Capture the closest image of one of the oldest asteroids known to NASA technology



Two years after the launch from Florida, a spacecraft from the NASA is approaching an old asteroid, Am now, to obtain a spatial dust sample that could give indications about the beginning of life in the solar system.

The probe, OSIRIS-Rex, has even reached its first hazy image of the cosmic body, which is about the size of a small mountain, about 500 meters in diameter.

The spacecraft is designed to move around Bennu to about 1.5 or 2 kilometers from the surface, to bring a monster to the earth in 2023.

Bennu's first images were taken on August 17th at a distance of 2.3 million kilometers from the $ 800 million spacecraft.

"This is as close as we have ever been to Bennu," said Dante Lauretta, principal investigator of OSIRIS-REx, at the University of Arizona, Tucson.

"It is important because we are now near the asteroid, closer than we have ever been, even during the approach of the asteroid to earth."

Bennu was chosen from the approximately 500,000 asteroids in the solar system because it revolves around the sun in the vicinity of the earth's path, is the right size for scientific study and is one of the oldest asteroids known to NASA.

Image of Bennu obtained by the OSIRIS-REx probe at a distance of 2.3 million kilometers NASA | Agence France-Presse
Image of Bennu obtained by the OSIRIS-REx probe at a distance of 2.3 million kilometers NASA | Agence France-Presse

Astronomers say there is a chance of a 2700 collision with Earth in 2135.

It is also a carbon-rich asteroid, the kind of cosmic body that could supply materials to the earth that would favor life billions of years ago.

The OSIRIS-REx mission is not the first to visit an asteroid and tries to collect a sample.

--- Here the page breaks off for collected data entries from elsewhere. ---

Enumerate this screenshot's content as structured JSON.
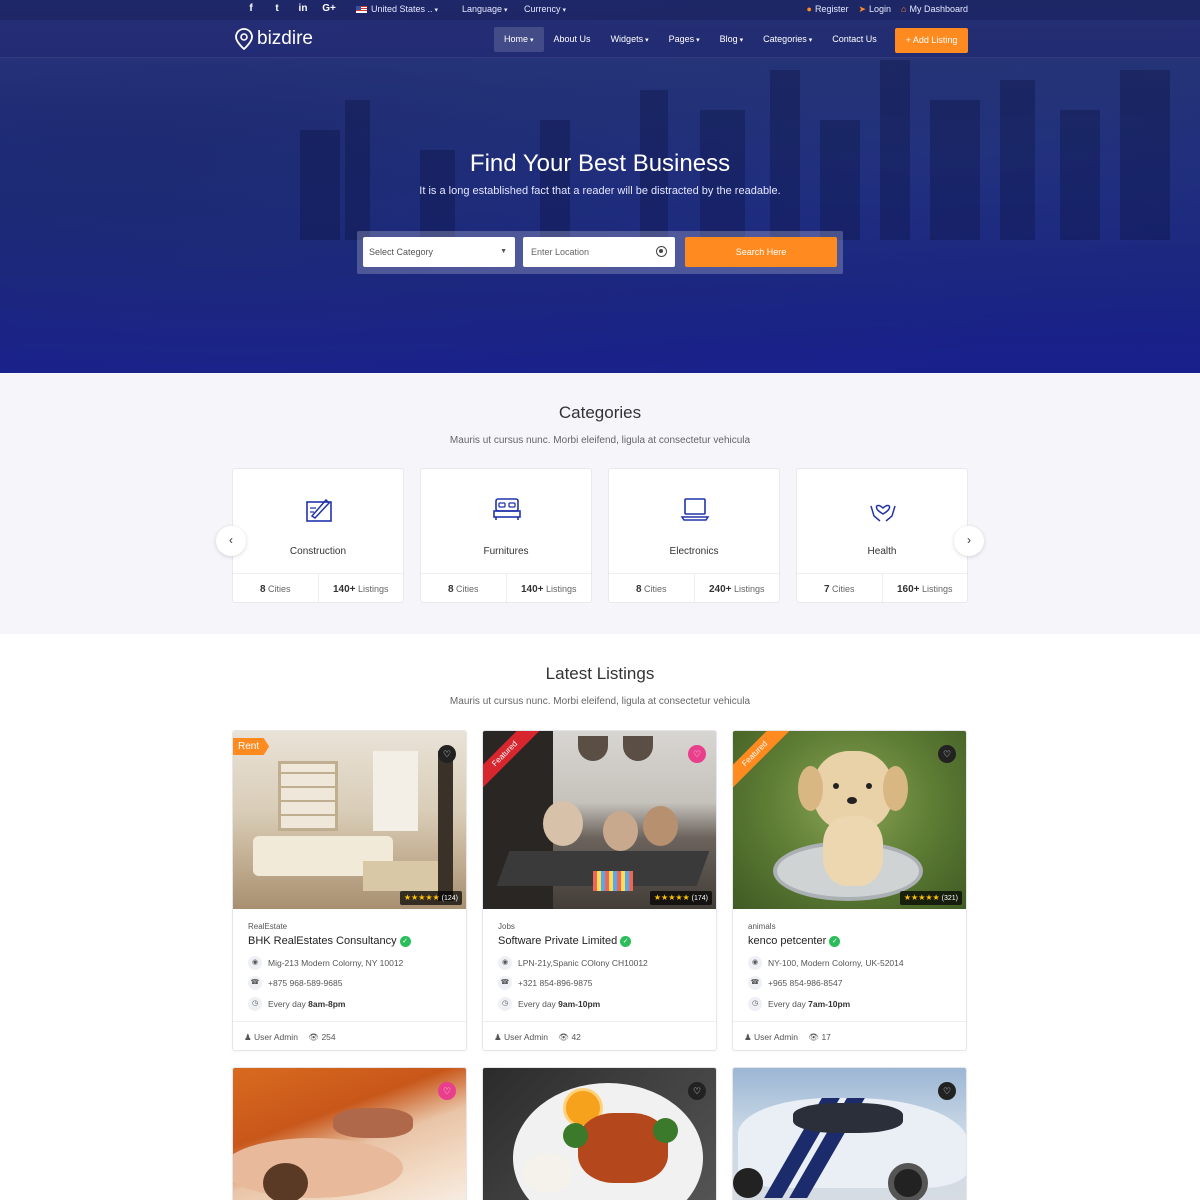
{
  "topbar": {
    "social": [
      "f",
      "t",
      "in",
      "G+"
    ],
    "country": "United States",
    "language": "Language",
    "currency": "Currency",
    "register": "Register",
    "login": "Login",
    "dashboard": "My Dashboard"
  },
  "nav": {
    "logo": "bizdire",
    "items": [
      "Home",
      "About Us",
      "Widgets",
      "Pages",
      "Blog",
      "Categories",
      "Contact Us"
    ],
    "add_listing": "+ Add Listing"
  },
  "hero": {
    "title": "Find Your Best Business",
    "subtitle": "It is a long established fact that a reader will be distracted by the readable.",
    "category_placeholder": "Select Category",
    "location_placeholder": "Enter Location",
    "search_label": "Search Here"
  },
  "categories": {
    "title": "Categories",
    "subtitle": "Mauris ut cursus nunc. Morbi eleifend, ligula at consectetur vehicula",
    "items": [
      {
        "name": "Construction",
        "cities": "8",
        "cities_label": "Cities",
        "listings": "140+",
        "listings_label": "Listings",
        "icon": "construction-icon"
      },
      {
        "name": "Furnitures",
        "cities": "8",
        "cities_label": "Cities",
        "listings": "140+",
        "listings_label": "Listings",
        "icon": "bed-icon"
      },
      {
        "name": "Electronics",
        "cities": "8",
        "cities_label": "Cities",
        "listings": "240+",
        "listings_label": "Listings",
        "icon": "laptop-icon"
      },
      {
        "name": "Health",
        "cities": "7",
        "cities_label": "Cities",
        "listings": "160+",
        "listings_label": "Listings",
        "icon": "heart-hands-icon"
      }
    ]
  },
  "listings": {
    "title": "Latest Listings",
    "subtitle": "Mauris ut cursus nunc. Morbi eleifend, ligula at consectetur vehicula",
    "items": [
      {
        "badge": "Rent",
        "category": "RealEstate",
        "title": "BHK RealEstates Consultancy",
        "address": "Mig-213 Modern Colorny, NY 10012",
        "phone": "+875 968-589-9685",
        "hours_prefix": "Every day",
        "hours": "8am-8pm",
        "user": "User Admin",
        "views": "254",
        "reviews": "(124)",
        "stars": "★★★★★"
      },
      {
        "badge": "Featured",
        "category": "Jobs",
        "title": "Software Private Limited",
        "address": "LPN-21y,Spanic COlony CH10012",
        "phone": "+321 854-896-9875",
        "hours_prefix": "Every day",
        "hours": "9am-10pm",
        "user": "User Admin",
        "views": "42",
        "reviews": "(174)",
        "stars": "★★★★★"
      },
      {
        "badge": "Featured",
        "category": "animals",
        "title": "kenco petcenter",
        "address": "NY-100, Modern Colorny, UK-52014",
        "phone": "+965 854-986-8547",
        "hours_prefix": "Every day",
        "hours": "7am-10pm",
        "user": "User Admin",
        "views": "17",
        "reviews": "(321)",
        "stars": "★★★★★"
      }
    ]
  },
  "colors": {
    "accent": "#ff8a1f",
    "primary": "#1e2a9a",
    "verified": "#2bbd5a",
    "heart_pink": "#e83e8c"
  }
}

Japan did it earlier and Europe has managed to land on a comet.

But it is the first asteroid sampling mission for NASA, and the goal is to bring the largest sample in history to Earth, on the order of about 60 grams.

American men who walked around the moon during the Apollo era in the sixties and seventies gathered and transported 382 kilograms of moonstones to earth.

In December, the spacecraft begins with a detailed study of the surface of the asteroids, which NASA has defined as "arrival" on the asteroid.

The orbital insertion is expected before 31 December. However, the sample will not be taken until July 2020.